For the first few years of his life he lived with his Hebrew birth family, a people trapped in slavery and oppression, and by the time he moved into the Egyptian palace where he could grow up in luxury, he was old enough to understand where he had come from.

As a grown man, Moses leaves the palace to discover more about his Hebrew heritage, which results in confusion, righteous anger, a hastily covered up murder, and Moses running away to Midian (Exodus 2.11-25).

Moses knew what it meant to be caught between two families.

It is now quite rare that children are relinquished for adoption as Moses was. Sadly, most often it is that birth families are unable to provide the safe care that children need and authorities must step in to remove children from chaotic, abusive, neglectful, or desperate situations.

But while Moses’ unique story might not be particularly representative of the experiences of fostered and adopted children today, the confusion he felt and the tension of being torn between his two families is very real for many children. However wonderful and loving adoptive and foster families may be, many children will still feel connected and drawn to their birth family. It could be a sense of loyalty, rose-tinted glasses, guilt, rejection, confusion, or a desire to understand more and make sense of their story.

Whatever this may stem from, as the Church we must recognise and respect the inescapable pull that many children will feel to their birth family, and the internal conflict that this can cause. Moses was forty years old when he went searching for answers (Acts 7.23), and this tension can be a lifelong struggle for those who have been fostered or adopted.

We recently asked some adoptive families what assumptions those around them have made and many adoptive parents referenced the difficulty of ongoing issues they face as a family, and the lack of understanding that adopted children can struggle with the same thing (or new and different things) for many years.

At the Burning Bush, when Moses was 80 years old, he was still battling with his identity.

Reading the narrative in Exodus 3 and 4, Moses clearly struggled with confidence and self-esteem. Obviously, many individuals face these challenges and God wants to restore all of us to a full and secure identity in Him – but children who have been fostered or adopted will very often have a particular struggle with this.

Moses hides his face from God (Exodus 3.6), and continually questions his calling: “Who am I to go to Pharaoh and bring the Israelites out of Egypt?” (Exodus 3.11), “Suppose I go…what shall I tell them?” (Exodus 3.11), “What if they do not believe me or listen to me?” (Exodus 4.1). Even after God has promised to be with him and given him miraculous signs to show people, Moses continues to make excuses: “I have never been eloquent… I am slow of speech and tongue” (Exodus 4.10).
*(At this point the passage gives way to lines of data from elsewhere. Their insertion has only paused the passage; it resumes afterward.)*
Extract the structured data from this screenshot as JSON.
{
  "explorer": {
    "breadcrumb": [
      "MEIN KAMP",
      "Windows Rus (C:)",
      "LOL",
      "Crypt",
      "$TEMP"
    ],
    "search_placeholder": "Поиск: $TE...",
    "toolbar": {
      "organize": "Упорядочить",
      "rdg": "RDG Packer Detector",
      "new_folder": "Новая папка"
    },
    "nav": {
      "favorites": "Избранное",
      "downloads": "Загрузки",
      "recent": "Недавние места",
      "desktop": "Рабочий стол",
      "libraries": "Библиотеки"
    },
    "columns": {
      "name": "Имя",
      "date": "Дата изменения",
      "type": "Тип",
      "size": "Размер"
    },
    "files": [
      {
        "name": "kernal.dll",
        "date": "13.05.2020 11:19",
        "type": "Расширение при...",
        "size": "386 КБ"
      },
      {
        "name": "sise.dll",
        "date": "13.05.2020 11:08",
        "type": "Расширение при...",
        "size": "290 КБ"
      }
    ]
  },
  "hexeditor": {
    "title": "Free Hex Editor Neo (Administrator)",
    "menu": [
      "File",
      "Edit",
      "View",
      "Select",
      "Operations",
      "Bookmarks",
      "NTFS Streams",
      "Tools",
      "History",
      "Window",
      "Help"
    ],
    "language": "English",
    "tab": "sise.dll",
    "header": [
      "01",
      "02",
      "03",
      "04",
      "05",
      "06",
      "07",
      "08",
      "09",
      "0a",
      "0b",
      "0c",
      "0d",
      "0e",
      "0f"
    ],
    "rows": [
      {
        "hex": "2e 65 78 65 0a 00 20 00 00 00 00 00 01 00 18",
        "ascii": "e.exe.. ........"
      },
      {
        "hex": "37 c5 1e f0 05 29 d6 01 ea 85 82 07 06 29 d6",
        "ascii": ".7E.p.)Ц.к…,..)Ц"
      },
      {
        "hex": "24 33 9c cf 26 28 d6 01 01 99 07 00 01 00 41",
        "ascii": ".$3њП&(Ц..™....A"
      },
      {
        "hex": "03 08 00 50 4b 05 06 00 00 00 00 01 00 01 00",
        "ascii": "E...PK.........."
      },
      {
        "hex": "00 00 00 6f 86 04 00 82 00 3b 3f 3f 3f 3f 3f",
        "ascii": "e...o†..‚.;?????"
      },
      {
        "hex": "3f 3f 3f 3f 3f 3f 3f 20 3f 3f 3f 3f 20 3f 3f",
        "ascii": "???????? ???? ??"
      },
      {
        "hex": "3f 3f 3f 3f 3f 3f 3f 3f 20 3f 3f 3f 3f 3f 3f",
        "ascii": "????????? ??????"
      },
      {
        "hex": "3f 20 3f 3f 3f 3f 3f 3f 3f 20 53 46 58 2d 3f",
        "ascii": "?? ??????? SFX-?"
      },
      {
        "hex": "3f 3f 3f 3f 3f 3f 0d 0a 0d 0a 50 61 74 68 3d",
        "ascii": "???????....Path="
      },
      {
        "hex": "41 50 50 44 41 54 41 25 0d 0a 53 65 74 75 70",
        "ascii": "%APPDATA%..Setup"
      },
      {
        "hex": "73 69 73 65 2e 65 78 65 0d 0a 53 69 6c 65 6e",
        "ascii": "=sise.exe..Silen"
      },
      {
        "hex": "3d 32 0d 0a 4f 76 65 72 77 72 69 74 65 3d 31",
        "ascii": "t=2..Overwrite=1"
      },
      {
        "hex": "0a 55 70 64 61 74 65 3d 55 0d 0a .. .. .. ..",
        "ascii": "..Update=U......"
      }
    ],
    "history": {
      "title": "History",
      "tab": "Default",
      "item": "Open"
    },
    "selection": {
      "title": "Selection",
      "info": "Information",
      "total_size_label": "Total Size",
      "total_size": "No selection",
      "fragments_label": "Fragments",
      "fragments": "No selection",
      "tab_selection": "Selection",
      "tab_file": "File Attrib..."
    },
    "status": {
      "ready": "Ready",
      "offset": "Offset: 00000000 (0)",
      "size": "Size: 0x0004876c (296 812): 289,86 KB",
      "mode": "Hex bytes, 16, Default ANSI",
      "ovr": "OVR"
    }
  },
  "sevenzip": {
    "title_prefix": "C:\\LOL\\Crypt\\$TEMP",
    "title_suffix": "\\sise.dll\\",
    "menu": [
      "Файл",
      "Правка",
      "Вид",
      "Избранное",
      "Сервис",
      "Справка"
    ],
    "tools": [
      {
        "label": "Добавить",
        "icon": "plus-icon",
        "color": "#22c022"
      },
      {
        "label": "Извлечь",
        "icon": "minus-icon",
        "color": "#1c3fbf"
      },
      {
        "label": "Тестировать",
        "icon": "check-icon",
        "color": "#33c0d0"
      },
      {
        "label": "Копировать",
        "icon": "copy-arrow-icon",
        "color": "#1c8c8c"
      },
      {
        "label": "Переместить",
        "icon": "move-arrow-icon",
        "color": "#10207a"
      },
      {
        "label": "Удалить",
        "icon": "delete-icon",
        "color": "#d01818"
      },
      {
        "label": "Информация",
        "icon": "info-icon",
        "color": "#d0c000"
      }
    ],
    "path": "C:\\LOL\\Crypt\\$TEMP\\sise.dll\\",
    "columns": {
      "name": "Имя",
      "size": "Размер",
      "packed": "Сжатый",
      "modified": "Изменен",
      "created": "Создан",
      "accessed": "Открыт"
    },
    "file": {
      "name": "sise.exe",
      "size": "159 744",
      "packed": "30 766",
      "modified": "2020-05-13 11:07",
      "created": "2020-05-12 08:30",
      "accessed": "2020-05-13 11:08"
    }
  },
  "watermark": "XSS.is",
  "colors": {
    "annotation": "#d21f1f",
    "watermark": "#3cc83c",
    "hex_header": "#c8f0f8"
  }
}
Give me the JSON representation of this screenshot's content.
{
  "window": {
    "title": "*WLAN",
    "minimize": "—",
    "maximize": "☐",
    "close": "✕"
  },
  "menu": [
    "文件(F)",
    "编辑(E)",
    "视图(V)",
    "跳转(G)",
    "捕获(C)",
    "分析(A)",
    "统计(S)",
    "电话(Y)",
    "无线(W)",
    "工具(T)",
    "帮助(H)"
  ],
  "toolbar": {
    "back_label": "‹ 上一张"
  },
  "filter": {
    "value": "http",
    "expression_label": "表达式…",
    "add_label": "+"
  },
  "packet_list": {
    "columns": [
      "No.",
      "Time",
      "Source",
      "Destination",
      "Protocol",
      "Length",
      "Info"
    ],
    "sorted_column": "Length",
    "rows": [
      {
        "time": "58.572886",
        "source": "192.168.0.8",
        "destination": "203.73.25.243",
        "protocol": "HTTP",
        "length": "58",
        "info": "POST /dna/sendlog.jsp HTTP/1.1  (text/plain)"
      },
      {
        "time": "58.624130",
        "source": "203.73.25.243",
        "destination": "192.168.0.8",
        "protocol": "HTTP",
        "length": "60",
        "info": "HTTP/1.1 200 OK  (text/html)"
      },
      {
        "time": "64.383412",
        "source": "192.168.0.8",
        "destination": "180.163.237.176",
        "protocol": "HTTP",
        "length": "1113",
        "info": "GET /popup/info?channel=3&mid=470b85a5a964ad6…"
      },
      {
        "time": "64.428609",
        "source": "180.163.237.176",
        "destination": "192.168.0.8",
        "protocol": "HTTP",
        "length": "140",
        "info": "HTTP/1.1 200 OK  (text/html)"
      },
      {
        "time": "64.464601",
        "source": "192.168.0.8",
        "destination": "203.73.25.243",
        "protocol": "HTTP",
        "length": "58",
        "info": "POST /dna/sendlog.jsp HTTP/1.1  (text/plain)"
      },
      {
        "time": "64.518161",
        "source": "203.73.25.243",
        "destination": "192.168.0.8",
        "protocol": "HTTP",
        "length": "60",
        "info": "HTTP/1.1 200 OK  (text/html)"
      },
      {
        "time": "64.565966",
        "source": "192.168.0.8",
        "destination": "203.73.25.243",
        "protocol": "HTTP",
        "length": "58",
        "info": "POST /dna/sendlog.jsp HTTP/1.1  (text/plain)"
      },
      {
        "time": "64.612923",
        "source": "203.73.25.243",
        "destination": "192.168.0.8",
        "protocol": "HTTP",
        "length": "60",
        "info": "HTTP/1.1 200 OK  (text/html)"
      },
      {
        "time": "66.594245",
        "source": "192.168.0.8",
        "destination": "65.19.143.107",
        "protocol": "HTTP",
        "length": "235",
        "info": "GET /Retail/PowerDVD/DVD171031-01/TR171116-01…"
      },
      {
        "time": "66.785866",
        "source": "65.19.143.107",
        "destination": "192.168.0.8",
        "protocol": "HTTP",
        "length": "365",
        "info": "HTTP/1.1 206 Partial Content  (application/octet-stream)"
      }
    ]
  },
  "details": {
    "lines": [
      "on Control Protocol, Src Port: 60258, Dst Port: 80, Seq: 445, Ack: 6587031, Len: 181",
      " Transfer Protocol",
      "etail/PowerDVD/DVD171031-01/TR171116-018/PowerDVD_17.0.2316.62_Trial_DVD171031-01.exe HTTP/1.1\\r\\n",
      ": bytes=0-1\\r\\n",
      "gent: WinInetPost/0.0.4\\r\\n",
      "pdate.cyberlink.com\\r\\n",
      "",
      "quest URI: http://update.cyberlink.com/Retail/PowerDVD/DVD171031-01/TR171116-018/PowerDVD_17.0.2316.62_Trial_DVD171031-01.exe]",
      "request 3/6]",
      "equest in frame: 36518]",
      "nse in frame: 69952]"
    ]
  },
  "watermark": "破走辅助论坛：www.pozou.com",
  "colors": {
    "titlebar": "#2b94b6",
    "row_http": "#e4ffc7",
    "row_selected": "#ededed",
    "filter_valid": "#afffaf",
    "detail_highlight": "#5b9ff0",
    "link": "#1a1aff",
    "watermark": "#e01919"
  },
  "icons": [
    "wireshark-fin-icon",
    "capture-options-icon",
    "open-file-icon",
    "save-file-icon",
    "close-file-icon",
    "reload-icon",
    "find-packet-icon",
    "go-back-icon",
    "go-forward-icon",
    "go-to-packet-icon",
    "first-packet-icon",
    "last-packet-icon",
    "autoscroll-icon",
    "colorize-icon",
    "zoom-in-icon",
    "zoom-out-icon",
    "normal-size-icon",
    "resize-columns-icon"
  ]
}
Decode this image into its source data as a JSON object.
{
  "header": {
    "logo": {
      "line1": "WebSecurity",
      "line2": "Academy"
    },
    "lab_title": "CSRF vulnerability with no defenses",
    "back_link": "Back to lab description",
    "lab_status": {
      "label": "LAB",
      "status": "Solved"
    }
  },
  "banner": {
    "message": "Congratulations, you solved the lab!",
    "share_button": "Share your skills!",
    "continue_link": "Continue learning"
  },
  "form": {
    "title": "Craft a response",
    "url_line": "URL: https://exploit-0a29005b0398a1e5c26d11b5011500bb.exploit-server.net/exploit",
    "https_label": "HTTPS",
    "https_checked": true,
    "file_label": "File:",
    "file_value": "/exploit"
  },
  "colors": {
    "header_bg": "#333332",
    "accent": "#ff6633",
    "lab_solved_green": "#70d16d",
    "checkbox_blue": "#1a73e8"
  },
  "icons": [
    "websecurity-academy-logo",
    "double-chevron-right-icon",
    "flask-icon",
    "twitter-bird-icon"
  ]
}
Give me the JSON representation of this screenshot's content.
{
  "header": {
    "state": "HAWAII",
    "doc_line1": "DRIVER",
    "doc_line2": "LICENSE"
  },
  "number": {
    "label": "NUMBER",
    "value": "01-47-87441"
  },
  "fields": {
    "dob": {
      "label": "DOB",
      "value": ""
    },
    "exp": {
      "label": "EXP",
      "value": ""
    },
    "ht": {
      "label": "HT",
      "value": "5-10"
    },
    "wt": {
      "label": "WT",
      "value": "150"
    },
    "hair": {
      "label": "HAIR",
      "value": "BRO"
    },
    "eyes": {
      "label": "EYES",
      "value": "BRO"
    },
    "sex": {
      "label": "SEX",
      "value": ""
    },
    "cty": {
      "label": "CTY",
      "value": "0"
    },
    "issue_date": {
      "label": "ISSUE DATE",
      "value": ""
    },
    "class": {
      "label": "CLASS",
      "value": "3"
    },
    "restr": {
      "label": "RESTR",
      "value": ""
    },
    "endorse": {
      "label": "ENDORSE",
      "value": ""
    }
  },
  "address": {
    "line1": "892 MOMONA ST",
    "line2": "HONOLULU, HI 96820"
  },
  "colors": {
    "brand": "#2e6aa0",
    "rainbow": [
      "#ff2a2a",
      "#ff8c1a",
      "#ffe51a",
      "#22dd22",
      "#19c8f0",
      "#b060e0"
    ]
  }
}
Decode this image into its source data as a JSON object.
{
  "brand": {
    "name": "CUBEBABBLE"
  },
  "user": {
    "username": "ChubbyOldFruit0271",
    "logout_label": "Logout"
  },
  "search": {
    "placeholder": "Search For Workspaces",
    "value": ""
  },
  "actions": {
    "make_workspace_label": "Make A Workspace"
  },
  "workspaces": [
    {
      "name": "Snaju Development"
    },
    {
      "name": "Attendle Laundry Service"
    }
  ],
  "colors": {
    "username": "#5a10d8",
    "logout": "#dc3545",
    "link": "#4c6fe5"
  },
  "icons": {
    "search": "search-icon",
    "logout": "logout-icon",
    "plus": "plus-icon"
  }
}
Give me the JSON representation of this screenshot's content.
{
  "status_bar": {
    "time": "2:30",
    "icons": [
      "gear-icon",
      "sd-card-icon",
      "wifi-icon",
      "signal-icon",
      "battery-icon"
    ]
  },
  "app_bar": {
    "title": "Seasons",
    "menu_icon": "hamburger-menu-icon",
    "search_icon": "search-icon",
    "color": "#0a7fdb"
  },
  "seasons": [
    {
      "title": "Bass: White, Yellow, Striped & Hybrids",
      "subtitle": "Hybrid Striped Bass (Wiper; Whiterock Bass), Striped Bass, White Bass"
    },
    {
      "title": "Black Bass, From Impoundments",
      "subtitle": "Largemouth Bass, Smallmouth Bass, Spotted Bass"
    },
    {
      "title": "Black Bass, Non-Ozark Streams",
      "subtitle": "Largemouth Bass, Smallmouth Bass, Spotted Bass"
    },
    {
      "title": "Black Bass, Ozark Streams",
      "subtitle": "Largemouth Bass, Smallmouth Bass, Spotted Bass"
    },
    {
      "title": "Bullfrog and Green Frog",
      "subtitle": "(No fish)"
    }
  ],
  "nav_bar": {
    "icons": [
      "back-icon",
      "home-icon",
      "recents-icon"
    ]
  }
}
God offers Moses further reassurances of His presence, His protection and His power, and yet still Moses begs him to “please send someone else” (Exodus 4.13).

At this, God allows Aaron to partner with Moses and speak on his behalf, and God promises to speak through them both (Exodus 4.14-17). God commands Aaron to go to meet Moses as he returns to Egypt and he does so willingly, with love and compassion (Exodus 4.27).

Even though Moses continued to battle with his identity issues, God never gave up on him. God put things in place to reassure Moses and offer him help and comfort. God still used Moses without forcing him to ‘fix’ all his problems, ‘get over’ all his struggles, or ‘deal with’ all his issues.

God still had a plan for Moses and Moses was still used by God.

We believe in a powerful God who can bring healing and restoration in all circumstances and we hope that all children might be set free from pain, trauma, and inner conflict. But we recognise that in so many cases this will be a lifelong process.

Experiences both in the womb and in the world can leave children scarred in ways seen and unseen, and could also lead to specific conditions such as FASD, attachment disorders, developmental delay, or a variety of other things. Once again, God is mighty and can do all things but these early experiences can have permanent effects.

Regardless of where children, young people, or adults are on their journey, and regardless of what challenges they face, God still has plans and purposes for them.

Could we as the Church in the UK be willing to recognise the depth of the struggles that those who have been fostered or adopted may face, and understand that the outworking of this can last a lifetime? Could we commit to loving and accepting all people, without forcing them to ‘fix’ their problems? Could we look to the Lord’s example and be willing to offer practical support and adapt plans where necessary to accommodate and reassure?

We love how so many individuals, families and churches are already doing this. We hope that being reminded of Moses’ identity struggles and God’s divine reassurance will spur you on to continue in this wonderful work of being the Church – a place of compassion, acceptance, and lifelong commitment.